If you want to make sure your computer is ethically and legally recycled, then start by asking questions. Reputable recyclers should be able to tell you exactly where your hardware is going.
You can also choose an ethical recycler from the Basel Action Network (BAN). The BAN is a non-profit that works to monitor ethical e-waste recycling. Choosing a recycler from their E-Stewards list gives you peace of mind; every recycler on this list will recycle your computer in an environmentally-friendly and ethical manner.

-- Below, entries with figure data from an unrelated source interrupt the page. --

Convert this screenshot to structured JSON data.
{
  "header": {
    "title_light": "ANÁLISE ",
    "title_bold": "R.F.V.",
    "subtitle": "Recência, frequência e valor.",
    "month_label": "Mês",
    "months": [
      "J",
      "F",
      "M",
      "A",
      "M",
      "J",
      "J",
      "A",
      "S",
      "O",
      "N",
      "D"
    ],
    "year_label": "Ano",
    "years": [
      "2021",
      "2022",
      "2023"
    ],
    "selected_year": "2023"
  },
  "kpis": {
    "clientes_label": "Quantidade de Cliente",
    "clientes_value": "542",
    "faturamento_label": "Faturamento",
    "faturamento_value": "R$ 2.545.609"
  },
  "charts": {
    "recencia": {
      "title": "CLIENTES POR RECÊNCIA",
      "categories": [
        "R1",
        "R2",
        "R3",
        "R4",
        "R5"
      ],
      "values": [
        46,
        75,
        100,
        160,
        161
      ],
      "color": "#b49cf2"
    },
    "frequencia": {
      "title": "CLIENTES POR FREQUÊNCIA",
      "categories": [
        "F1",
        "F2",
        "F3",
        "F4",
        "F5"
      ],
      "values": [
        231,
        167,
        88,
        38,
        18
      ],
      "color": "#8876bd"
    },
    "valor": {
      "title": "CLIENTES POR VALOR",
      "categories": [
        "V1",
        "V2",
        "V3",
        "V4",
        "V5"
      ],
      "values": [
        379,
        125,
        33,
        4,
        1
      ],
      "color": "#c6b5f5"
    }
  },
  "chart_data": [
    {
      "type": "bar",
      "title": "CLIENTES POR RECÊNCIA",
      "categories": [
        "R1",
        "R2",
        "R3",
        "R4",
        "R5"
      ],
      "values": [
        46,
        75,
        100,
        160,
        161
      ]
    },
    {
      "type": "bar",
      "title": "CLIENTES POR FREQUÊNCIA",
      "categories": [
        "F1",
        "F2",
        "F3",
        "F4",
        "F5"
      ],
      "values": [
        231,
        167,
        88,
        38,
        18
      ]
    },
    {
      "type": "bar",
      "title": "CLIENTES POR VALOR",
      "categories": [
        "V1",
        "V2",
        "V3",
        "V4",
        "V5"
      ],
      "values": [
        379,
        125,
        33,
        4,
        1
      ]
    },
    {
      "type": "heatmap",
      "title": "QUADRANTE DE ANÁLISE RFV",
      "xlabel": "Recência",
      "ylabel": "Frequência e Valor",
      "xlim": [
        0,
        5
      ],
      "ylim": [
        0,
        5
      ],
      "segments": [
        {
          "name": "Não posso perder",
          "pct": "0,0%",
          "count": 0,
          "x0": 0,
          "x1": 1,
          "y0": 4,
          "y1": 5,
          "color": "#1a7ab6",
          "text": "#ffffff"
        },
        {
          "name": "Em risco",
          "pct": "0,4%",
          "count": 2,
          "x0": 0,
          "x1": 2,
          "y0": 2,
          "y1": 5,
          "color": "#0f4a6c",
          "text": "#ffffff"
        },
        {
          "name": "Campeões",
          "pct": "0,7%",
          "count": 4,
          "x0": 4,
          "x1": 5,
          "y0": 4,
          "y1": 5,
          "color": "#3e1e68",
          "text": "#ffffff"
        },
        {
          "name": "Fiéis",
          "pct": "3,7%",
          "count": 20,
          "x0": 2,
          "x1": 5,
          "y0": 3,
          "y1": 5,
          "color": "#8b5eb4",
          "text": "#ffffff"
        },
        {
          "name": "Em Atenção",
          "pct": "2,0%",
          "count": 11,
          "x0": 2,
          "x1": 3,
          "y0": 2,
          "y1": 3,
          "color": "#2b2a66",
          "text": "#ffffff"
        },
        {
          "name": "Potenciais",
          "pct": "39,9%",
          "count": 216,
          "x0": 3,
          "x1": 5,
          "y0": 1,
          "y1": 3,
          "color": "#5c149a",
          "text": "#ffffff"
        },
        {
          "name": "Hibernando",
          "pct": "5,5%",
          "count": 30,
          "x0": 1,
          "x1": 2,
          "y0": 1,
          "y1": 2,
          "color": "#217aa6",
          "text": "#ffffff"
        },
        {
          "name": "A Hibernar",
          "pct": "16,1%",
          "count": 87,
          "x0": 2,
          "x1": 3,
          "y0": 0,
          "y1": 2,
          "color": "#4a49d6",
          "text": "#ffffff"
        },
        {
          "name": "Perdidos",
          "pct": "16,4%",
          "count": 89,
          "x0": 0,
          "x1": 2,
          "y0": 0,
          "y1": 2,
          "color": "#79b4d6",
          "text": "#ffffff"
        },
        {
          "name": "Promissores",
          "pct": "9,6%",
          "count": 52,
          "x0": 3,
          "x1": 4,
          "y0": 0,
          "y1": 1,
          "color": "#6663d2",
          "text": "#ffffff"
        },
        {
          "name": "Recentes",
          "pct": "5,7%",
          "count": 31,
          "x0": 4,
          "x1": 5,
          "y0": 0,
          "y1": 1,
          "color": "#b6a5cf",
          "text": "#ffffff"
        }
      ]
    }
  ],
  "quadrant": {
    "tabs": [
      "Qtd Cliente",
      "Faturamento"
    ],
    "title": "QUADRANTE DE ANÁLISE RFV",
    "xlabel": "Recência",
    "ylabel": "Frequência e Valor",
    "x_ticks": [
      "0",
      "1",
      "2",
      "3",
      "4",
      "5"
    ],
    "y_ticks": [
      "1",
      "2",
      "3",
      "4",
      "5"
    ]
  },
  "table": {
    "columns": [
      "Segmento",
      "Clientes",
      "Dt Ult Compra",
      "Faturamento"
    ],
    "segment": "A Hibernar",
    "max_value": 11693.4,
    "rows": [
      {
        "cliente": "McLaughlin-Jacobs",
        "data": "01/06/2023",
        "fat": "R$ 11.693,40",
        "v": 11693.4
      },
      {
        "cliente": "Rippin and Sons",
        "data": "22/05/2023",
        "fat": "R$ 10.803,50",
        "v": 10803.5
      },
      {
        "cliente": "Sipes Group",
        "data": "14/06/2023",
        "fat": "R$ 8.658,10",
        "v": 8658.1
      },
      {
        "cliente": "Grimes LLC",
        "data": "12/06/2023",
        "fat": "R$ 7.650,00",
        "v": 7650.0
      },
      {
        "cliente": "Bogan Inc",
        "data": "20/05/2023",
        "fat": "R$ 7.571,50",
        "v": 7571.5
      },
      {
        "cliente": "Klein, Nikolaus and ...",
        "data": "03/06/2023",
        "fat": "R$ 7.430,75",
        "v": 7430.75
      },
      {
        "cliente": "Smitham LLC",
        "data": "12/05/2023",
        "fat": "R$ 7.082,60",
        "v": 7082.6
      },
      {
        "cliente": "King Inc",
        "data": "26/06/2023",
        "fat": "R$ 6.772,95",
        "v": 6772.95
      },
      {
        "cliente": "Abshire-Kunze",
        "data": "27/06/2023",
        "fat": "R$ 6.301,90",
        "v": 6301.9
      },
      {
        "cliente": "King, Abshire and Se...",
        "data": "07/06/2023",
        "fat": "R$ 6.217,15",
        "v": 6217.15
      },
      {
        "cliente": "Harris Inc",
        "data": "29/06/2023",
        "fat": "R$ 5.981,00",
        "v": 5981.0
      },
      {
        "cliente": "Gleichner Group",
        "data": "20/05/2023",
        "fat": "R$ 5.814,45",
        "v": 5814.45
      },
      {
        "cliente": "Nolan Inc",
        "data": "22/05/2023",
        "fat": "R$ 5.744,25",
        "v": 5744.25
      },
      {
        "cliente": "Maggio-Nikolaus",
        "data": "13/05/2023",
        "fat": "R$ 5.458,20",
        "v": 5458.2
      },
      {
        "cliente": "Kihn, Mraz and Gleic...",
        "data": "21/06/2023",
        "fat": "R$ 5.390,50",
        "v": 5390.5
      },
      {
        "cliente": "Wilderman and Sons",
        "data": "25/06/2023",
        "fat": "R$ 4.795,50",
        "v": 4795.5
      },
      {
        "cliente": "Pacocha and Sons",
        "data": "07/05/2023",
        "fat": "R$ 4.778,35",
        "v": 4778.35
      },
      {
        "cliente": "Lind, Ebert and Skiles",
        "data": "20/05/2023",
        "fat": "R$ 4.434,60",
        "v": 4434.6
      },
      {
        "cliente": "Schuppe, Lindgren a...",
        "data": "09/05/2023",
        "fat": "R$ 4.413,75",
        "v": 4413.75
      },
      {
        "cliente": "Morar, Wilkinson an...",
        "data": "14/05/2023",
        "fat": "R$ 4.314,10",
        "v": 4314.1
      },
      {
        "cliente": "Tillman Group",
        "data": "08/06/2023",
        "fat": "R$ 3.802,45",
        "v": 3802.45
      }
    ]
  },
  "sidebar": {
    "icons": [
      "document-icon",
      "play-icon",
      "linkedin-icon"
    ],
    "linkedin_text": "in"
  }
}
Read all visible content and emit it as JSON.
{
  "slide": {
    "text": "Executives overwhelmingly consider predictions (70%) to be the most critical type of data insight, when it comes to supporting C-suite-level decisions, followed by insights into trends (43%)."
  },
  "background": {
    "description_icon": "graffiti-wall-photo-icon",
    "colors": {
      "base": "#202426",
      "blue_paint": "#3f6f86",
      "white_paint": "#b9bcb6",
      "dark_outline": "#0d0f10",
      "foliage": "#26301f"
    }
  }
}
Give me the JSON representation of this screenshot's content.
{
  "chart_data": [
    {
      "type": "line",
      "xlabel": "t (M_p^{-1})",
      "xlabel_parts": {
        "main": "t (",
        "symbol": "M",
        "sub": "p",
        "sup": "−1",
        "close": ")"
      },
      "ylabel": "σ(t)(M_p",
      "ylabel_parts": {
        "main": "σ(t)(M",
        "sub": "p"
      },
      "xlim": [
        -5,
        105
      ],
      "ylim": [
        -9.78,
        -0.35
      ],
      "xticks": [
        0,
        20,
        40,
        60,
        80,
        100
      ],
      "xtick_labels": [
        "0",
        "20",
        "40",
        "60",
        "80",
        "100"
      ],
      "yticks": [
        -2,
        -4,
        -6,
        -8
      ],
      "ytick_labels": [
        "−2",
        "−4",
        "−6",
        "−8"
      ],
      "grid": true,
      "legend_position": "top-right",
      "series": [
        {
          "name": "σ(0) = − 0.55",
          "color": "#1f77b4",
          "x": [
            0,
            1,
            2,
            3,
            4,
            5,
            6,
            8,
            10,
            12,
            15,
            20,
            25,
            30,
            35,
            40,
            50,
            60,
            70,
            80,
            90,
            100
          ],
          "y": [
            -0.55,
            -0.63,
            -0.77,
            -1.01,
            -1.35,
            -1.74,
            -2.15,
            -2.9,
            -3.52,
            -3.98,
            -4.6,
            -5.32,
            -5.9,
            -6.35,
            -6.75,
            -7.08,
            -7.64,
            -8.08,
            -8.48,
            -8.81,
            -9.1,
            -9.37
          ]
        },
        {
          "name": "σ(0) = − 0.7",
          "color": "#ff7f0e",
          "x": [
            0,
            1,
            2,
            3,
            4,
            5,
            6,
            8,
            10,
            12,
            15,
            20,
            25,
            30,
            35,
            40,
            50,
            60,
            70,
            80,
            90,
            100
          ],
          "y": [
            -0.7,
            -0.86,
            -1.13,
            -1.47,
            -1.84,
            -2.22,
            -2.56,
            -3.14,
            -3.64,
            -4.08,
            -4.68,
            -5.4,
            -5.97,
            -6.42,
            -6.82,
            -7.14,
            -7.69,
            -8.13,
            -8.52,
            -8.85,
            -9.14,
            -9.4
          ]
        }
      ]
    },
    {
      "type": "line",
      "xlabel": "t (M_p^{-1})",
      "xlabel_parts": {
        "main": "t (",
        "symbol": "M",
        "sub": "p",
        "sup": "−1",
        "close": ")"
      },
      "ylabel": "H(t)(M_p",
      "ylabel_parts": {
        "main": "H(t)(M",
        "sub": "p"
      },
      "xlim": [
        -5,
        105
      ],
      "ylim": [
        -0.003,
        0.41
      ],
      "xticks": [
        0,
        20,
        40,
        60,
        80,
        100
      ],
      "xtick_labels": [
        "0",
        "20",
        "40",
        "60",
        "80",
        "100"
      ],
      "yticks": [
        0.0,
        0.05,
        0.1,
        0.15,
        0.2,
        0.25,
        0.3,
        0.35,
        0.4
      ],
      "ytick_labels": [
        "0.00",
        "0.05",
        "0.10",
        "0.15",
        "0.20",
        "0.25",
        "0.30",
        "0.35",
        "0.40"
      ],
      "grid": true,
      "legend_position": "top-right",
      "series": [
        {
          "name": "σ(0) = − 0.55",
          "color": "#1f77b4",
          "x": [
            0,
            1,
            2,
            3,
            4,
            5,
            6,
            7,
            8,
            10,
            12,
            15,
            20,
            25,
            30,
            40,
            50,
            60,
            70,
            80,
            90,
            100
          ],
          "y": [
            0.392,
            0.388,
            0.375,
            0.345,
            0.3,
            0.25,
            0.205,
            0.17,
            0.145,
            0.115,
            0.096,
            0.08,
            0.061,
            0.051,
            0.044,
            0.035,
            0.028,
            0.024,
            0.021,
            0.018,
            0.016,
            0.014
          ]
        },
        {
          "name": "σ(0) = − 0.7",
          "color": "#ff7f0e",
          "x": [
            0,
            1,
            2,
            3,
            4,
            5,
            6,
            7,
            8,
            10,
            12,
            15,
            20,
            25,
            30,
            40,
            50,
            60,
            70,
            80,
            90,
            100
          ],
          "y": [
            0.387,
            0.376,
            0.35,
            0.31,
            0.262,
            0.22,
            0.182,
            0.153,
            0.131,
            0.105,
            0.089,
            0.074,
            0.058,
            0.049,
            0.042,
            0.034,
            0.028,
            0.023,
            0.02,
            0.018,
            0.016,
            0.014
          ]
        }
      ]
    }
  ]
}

You can also find local recyclers by using Earth911.com.
Your Next Step…
So, what do you need to do next?
- Start by deciding if you could get by with a laptop. Again, laptops run on 1/3 the energy of a desktop. Plus, they’re mobile!
- Examine the list of Energy Star laptops. Once you’ve chosen a few models you’re interested in, research them online to find the best choice for you.
- Next, decide how you want to recycle your old machine. Choose an ethical recycler and make sure that your old machine won’t be scrapped or burned in a third-world country.